Awww. Poor Richard doesn’t like his liberal heroes turned into movie villains. I don’t see him whining and crying as Ronald Reagan routinely gets turned into the living embodiment of Satan in any Hollywood movie. Johnson supported the Civil Rights Movement as a cynical political calculation, period.
LBJ was a lying, cheating POS who never met an election he could not buy.
And the WaPo knows it.
May his body continue to rot, fester, and smell.
Sure, the movie lies, but it helps the narrative. LBJ would be the first to understand.
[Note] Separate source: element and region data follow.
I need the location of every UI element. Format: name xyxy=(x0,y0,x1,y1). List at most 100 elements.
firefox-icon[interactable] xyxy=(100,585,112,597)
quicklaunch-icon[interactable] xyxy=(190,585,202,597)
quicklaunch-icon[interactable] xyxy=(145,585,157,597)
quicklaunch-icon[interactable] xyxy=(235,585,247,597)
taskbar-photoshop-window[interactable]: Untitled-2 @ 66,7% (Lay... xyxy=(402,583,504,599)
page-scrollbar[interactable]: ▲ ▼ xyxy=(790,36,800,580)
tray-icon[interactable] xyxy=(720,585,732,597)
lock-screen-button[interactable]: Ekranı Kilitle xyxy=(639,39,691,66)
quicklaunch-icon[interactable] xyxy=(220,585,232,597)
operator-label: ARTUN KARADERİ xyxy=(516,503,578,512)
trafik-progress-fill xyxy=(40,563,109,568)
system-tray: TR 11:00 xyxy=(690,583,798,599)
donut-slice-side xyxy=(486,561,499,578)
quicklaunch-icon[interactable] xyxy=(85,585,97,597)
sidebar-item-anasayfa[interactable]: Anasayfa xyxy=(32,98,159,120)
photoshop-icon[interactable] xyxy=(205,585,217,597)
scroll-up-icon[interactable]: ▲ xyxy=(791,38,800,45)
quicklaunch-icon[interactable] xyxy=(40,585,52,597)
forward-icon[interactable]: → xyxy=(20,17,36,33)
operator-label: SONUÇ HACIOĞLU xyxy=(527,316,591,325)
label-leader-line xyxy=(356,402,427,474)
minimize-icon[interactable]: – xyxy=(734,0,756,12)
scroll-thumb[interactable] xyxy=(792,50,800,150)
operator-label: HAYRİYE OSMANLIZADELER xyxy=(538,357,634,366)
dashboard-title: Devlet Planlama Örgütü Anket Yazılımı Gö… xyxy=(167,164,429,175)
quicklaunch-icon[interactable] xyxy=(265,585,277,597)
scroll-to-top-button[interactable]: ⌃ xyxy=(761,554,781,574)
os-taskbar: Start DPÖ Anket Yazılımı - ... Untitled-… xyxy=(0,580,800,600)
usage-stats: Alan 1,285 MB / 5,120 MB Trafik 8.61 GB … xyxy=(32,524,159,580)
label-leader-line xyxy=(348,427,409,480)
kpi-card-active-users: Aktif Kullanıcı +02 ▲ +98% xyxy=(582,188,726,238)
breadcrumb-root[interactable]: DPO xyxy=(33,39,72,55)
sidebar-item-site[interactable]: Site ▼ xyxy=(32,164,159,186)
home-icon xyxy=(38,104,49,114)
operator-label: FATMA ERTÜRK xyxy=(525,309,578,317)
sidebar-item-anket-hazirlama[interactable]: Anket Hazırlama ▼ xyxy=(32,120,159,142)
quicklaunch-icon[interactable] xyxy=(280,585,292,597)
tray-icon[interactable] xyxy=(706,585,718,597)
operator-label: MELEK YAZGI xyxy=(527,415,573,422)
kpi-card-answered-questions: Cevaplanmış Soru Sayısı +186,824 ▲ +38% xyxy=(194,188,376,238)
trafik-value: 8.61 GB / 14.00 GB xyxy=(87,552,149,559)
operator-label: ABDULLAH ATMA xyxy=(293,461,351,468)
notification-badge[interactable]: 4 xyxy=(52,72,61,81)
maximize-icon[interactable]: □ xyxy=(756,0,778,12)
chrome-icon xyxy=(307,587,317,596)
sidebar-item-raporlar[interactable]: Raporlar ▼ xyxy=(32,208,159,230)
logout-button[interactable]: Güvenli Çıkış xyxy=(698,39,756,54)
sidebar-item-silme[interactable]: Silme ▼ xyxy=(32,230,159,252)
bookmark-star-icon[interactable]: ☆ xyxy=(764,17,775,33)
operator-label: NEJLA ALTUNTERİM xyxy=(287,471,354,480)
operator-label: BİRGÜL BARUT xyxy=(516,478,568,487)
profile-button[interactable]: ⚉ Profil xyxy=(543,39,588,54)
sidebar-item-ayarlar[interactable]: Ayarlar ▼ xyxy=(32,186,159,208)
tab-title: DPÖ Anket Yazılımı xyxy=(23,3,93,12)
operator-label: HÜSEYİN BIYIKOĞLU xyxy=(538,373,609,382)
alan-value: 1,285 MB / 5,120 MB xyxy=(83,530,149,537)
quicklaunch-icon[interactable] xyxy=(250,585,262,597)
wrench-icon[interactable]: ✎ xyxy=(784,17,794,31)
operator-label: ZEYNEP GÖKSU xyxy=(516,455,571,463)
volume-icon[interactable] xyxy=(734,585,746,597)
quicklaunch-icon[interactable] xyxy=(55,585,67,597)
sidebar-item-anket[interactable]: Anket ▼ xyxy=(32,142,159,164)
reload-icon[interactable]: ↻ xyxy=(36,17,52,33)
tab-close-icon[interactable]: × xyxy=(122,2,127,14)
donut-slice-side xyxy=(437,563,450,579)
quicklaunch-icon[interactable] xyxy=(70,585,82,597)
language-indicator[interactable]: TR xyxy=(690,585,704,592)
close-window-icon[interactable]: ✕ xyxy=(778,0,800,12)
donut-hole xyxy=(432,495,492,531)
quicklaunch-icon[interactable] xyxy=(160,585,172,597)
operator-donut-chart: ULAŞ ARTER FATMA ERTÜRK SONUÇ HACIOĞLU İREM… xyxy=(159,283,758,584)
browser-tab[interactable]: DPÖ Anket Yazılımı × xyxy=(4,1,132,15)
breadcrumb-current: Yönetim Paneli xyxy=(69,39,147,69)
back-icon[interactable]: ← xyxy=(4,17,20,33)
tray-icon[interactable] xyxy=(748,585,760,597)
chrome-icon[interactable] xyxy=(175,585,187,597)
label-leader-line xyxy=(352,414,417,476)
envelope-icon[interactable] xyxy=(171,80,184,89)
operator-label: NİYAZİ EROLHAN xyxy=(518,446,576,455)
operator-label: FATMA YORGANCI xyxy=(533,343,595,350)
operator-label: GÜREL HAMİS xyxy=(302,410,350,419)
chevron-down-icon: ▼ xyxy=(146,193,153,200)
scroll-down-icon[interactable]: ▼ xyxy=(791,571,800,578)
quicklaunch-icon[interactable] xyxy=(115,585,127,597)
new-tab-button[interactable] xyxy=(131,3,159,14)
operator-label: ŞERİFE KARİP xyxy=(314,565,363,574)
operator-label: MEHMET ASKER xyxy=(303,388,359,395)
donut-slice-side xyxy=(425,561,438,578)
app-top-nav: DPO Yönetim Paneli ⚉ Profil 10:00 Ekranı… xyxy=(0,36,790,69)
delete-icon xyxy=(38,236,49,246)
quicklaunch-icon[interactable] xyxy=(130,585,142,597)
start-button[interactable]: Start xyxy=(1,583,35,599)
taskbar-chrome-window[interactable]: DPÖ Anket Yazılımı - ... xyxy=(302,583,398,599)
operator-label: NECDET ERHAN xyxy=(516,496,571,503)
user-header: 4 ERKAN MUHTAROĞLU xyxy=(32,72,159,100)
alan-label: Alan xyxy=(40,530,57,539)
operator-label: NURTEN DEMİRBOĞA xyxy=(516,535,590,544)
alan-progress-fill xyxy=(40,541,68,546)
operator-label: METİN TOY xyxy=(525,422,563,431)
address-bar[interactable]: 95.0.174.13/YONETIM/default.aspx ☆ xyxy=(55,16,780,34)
Saint Bobby? Say it ain’t so!!!!! LOLOLOL
I could care less if I ever ever see another God bless black people movie
Last decent movie about Negroes was Zulu Dawn
If it's King's picture, you wouldn't want to run the risk of having Johnson overshadow King.
It's a chestnut of biopics, isn't it? The guy who tells the hero that he or she wants to move too far too fast, and the hero doesn't listen and goes on to win.
It's already a cliche but many writers find it hard to structure a story without the awkward device of the heavy or the obstacle.
That narrative logic involves a distortion of history, though, and the racial angle incites passionate controversies.
It becomes an emotional White v. Black thing, whichever side of that divide you're on.
About the rest of it: the country wasn't always what it is now or what it was when you or I thought it was at its best.
People then had serious problems just as now and they were just as clever or as stupid, as good-willed or as malicious in dealing with them as we are now.